Nel pronto soccorso del Buccheri La Ferla tre sanitari sono stati iscritti nel registro delle persone indagate con l’accusa di concorso in omicidio colposo. L’accusa è legata alla morte di Provvidenza Mirisola, 58 anni, deceduta dopo esser stata dimessa dall’ospedale. Si attendono gli esiti dell’autopsia per comprendere eventuali responsabilità da ricondurre ai medici.

Ambulanza - Meteoweek.com

Provvidenza Mirisola, 58 anni, originaria di Ficarazzi, è tragicamente deceduta il giorno successivo alle sue dimissioni dall’ospedale Buccheri La Ferla, a Palermo.
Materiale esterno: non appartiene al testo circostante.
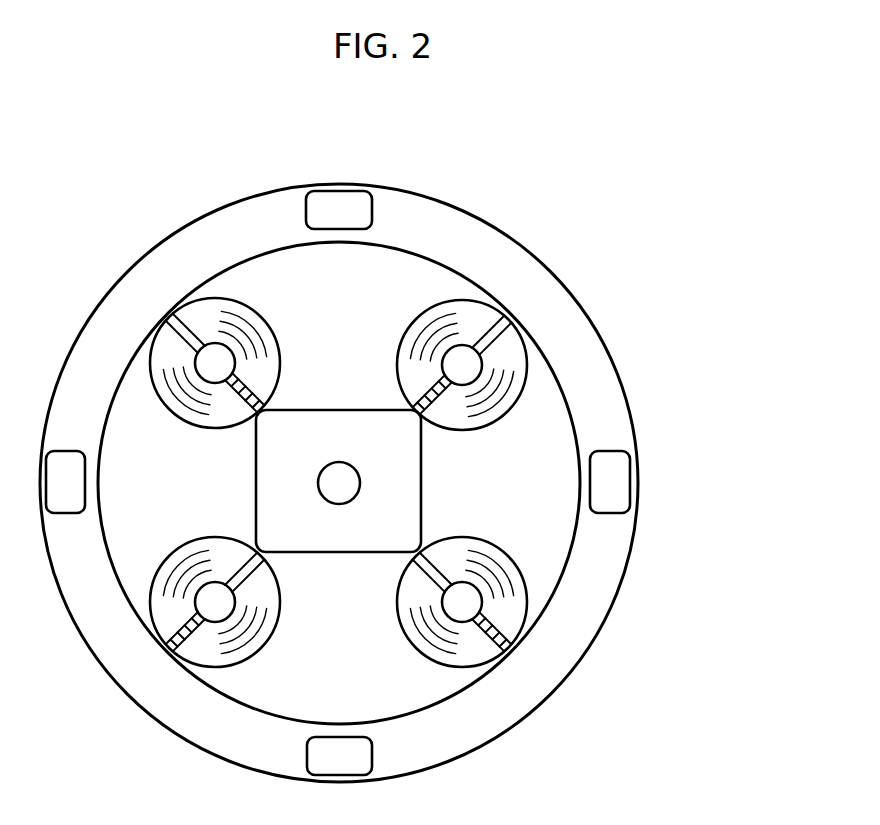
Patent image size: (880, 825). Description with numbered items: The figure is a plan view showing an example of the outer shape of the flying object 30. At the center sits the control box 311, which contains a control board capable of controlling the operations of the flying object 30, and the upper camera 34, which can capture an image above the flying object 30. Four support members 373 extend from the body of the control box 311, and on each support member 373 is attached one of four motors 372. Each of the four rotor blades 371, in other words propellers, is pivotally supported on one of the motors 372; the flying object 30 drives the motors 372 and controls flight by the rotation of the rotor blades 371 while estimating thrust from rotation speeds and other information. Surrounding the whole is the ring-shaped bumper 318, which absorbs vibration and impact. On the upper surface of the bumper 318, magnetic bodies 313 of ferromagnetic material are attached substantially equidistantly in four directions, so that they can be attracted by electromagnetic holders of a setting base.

Da quel momento, è scattata l’inchiesta nei confronti di tre sanitari della struttura, le cui eventuali responsabilità saranno accertate dall’autopsia sul corpo già avviata. I tre sono stati iscritti nel registro delle persone indagate con l’accusa di concorso in omicidio colposo. Le analisi sul corpo saranno necessarie per stabilire la presenza o meno di un caso di malasanità, come sostenuto dai famigliari che hanno presentato un esposto. La 58enne si era recata al pronto soccorso nella giornata di mercoledì 26 agosto con i sintomi di una aritmia cardiaca. La donna avrebbe ricevuto le cure e sarebbe stata dimessa. Poi, 24 ore dovo, l’improvviso aggravarsi delle condizioni di salute e la morte.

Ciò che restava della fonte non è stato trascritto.